Want to increase your melee combat skill? Just take part in combat and that’ll take care of itself. Want to increase your fishing level? Just start fishing. Want to increase your crafting level? Craft items! Every player is encouraged to be a jack of all trades, and almost everything you’re doing is levelling up something. As soon as a skill seems useful, you start dabbling in it.

As a result of this approach and lack of specialization, gameplay is simplified in a way that lowers the barrier of entry (relative to other MMORPGs of the time). Where WoW featured a hotbar of numerous skills on cooldowns, differing depending on your character build, Runescape’s combat was limited to a couple of skills and actions. Equip a melee or ranged weapon, click on an enemy and choose to fight it. Your attack, strength, magic, or ranged skill will determine your damage per second, and your defense skill will affect what armor you can have equipped, and as a result what percentage of hits you can avoid being hit by. Honestly, that’s about it.

Due to the straightforward combat it was easy to tell if you were ready for an area, and as a result the pacing of progression almost felt like that of a more traditional single-player game. And because every player in theory had access to every ability, there was less of a feeling when you saw something cool that you were missing out on content that other players had access to - if you weren’t there yet, it always felt like you’d get there.

One aspect of Classic Runescape I didn’t really notice at the time, but is more obvious with an adult’s critical eye, is quite how effective it was at hooking free players, before encouraging them towards paid premium memberships.

As a free player you have the ability to play the full game, visiting every area, playing with all players, and accessing all core game content. For a MMOG aimed primarily at younger players, making the full game feel like it was open without limits to those who were unable to pay was an incredibly important factor in encouraging players to invest in the game.

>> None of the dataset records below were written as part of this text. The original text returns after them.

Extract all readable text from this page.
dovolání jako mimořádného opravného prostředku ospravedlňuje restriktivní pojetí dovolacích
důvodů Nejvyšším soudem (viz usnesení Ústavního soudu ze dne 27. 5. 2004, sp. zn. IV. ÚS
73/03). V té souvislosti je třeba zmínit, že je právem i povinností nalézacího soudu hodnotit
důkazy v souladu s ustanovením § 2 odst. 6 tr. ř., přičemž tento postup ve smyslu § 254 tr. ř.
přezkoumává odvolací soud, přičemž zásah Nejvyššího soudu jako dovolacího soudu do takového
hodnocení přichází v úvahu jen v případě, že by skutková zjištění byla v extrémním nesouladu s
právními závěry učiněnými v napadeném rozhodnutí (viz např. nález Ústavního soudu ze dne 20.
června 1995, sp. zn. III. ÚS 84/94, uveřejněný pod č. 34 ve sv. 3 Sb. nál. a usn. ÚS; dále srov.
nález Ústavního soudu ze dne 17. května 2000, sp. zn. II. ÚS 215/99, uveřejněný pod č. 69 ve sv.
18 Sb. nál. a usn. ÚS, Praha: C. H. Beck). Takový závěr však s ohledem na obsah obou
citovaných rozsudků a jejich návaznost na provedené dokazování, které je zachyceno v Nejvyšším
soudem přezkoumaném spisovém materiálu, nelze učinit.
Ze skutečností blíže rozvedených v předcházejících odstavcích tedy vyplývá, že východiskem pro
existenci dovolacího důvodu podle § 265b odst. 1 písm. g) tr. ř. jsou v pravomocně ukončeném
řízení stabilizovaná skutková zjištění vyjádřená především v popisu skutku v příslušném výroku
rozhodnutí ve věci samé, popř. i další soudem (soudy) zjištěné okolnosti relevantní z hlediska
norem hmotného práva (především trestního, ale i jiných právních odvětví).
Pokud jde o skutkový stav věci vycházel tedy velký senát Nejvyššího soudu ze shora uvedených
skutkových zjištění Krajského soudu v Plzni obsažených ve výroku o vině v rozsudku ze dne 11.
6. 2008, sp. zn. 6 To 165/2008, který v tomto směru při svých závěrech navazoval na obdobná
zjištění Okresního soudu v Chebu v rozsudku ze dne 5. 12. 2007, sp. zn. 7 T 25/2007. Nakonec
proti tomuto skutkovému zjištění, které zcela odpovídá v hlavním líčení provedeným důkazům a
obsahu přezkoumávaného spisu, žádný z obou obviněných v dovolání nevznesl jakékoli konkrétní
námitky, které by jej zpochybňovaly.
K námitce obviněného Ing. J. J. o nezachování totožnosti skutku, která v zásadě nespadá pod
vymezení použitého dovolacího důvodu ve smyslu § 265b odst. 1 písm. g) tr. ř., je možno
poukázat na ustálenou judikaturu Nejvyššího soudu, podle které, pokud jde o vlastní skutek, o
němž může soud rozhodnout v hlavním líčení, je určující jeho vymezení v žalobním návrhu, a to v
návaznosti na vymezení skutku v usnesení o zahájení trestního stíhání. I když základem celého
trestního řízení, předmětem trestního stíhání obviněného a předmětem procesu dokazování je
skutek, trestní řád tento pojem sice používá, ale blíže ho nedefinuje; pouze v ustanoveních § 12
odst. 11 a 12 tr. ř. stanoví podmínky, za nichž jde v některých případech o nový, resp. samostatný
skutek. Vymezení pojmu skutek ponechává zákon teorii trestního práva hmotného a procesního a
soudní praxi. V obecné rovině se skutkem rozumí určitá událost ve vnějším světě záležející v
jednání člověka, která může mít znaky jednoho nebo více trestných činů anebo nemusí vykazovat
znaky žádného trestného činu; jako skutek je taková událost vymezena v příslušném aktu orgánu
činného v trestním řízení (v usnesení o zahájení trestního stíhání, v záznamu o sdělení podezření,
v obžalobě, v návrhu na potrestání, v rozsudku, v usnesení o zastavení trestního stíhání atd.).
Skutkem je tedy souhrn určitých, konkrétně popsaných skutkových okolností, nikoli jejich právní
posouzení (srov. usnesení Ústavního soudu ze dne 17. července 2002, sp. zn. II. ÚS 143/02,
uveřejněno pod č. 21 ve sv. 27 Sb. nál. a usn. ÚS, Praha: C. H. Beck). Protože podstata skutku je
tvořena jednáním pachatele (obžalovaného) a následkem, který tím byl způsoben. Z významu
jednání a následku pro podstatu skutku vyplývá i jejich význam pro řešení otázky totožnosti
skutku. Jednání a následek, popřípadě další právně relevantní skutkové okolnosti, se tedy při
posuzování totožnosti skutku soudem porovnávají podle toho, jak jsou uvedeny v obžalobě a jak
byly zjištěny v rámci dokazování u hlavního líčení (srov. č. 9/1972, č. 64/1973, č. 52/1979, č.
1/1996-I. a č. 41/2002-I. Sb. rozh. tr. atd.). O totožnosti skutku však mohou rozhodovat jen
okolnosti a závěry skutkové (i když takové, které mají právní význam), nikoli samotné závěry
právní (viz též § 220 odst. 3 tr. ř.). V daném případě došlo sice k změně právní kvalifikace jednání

But if that was the carrot, the stick was the skills menu. During almost all gameplay, your skill levels menu is visible on the right hand side of the screen. On top of the 15 free skills players could level up, there were also eight members-only skills thrown into the mix. While these skills were largely just ways to play the game a little more efficiently, rather than overhauls to the core mechanics, their presence mixed in with the main levelling menu meant that players who levelled all their skills evenly for free would reach a point where all their skills were level 30… but then there were eight skills sat at level one, untouched. Clearly, your character wasn’t doing everything they were capable of.

I’m not saying this is a bad way to have done it - next to a lot of modern games aimed at a younger audience, Runescape now looks positively innocent in approach. But it makes those obsessive tendencies we all have itch like mad. Seeing a bunch of under-levelled skills on my screen, when everything else is levelling up, just makes me think about that paid upgrade.

There was an odd and somewhat sweet divide among the audience playing Classic Runescape in 2018. It seemed to be a fairly even mix of young teenagers, seemingly still playing from school computers to pass the time, alongside a bunch of adults in their late twenties and early thirties looking for a hit of nostalgia. While Runescape is slow, clunky, and aged looking, it’s still unique as far as MMORPGs go. The lack of pressure to specialize still feels fresh, and I can understand why some players choose it over the competition even now.

With a smile it hits that I’m one of those 20-somethings, heading back to Runescape for a hit of nostalgia. Wandering around, never really intending to go back full time, but checking out the places I once knew so well. It’s heartwarming to think that in 2018, an astonishing 17 years after release, there are still teenagers discovering the joys of MMORPGs through Runescape - just like I did.